An observational study was conducted to characterize atmospheric conditions at an air chemistry monitoring site on the summit of Whistler Mountain, British Columbia, Canada. Discrimination of air samples from the observatory as either representative of the free troposphere (FT) or modified by air from the valley-based planetary boundary layer (PBL) is critical to the proper interpretation of air chemistry datasets. Atmospheric data from a one-year study period were used to evaluate indicators and possible driving forces of PBL influence at the Whistler site. Diurnal cycles in water vapour and aerosol concentration were attributed primarily to convective uplift of PBL air during daytime heating hours. Analysis of these variables found that PBL influence was common in the spring and summer months and relatively rare in late fall through early winter. For the one-year period, 37% of the days had diurnal cycles in aerosol concentration that were considered typical of thermally induced vertical transport processes. Patterns of slope and valley winds were also identified for Whistler, and the presence of these diurnal wind systems was associated with enhanced aerosol concentration at the summit.
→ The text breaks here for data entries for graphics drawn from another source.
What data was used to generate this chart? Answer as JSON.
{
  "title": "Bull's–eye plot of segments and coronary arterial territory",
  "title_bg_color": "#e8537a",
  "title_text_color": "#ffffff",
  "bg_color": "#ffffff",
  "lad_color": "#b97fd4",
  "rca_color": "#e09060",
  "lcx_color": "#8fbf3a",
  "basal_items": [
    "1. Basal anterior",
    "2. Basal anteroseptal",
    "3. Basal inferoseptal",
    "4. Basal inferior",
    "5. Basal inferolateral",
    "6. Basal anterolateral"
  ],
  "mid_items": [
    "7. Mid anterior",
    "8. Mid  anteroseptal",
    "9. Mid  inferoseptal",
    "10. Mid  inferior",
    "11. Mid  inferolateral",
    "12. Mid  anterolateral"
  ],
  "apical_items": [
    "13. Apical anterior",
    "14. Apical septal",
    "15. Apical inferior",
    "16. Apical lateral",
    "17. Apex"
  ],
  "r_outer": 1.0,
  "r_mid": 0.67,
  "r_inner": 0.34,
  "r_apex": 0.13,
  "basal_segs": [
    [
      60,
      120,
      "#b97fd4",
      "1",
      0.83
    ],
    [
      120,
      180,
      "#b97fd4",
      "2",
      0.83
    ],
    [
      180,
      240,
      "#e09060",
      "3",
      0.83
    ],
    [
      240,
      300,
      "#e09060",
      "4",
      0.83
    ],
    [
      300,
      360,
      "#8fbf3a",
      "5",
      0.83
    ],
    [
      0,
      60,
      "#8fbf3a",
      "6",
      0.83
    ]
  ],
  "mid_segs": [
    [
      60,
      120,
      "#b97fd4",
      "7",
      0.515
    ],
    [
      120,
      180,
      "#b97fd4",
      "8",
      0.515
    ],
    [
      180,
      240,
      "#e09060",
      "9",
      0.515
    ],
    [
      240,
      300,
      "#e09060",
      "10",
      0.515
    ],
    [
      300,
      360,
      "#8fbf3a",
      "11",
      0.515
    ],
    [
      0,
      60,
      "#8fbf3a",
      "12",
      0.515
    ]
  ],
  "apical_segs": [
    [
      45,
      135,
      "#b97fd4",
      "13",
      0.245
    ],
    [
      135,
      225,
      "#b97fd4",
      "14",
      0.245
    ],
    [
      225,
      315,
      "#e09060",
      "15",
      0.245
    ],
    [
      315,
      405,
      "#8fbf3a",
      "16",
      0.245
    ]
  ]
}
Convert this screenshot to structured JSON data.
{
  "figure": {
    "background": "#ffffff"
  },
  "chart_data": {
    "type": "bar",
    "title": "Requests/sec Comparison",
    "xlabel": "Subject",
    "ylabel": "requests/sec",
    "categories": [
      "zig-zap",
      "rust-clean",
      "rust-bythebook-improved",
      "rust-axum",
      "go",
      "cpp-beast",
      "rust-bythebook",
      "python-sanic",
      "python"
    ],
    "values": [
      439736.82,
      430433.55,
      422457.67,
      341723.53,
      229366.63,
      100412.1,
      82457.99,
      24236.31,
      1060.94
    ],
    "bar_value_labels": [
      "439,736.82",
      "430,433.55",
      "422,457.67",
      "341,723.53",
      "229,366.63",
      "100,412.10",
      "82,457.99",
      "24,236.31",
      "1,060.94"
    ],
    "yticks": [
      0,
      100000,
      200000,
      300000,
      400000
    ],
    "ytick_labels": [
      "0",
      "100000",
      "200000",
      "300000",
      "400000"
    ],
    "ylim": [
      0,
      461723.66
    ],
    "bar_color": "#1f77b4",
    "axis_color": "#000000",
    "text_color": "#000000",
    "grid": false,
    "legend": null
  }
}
Synoptic classification methods were used to describe the prevailing conditions on days with well-defined indicators of PBL influence. Strong solar insolation and light synoptic scale winds were found to be common on such days. Case studies of particular days confirmed that a deep convective boundary layer (CBL) of well-mixed air can encompass the mountain summits, even during the winter season. During the summer, a tendency for PBL constituents to remain aloft through the night means that the summit observatory can be unrepresentative of the FT for several days at a time. Separation of air chemistry measurements into periods of FT conditions and times of PBL influence requires careful analysis of a variety of datasets on both local and regional scales.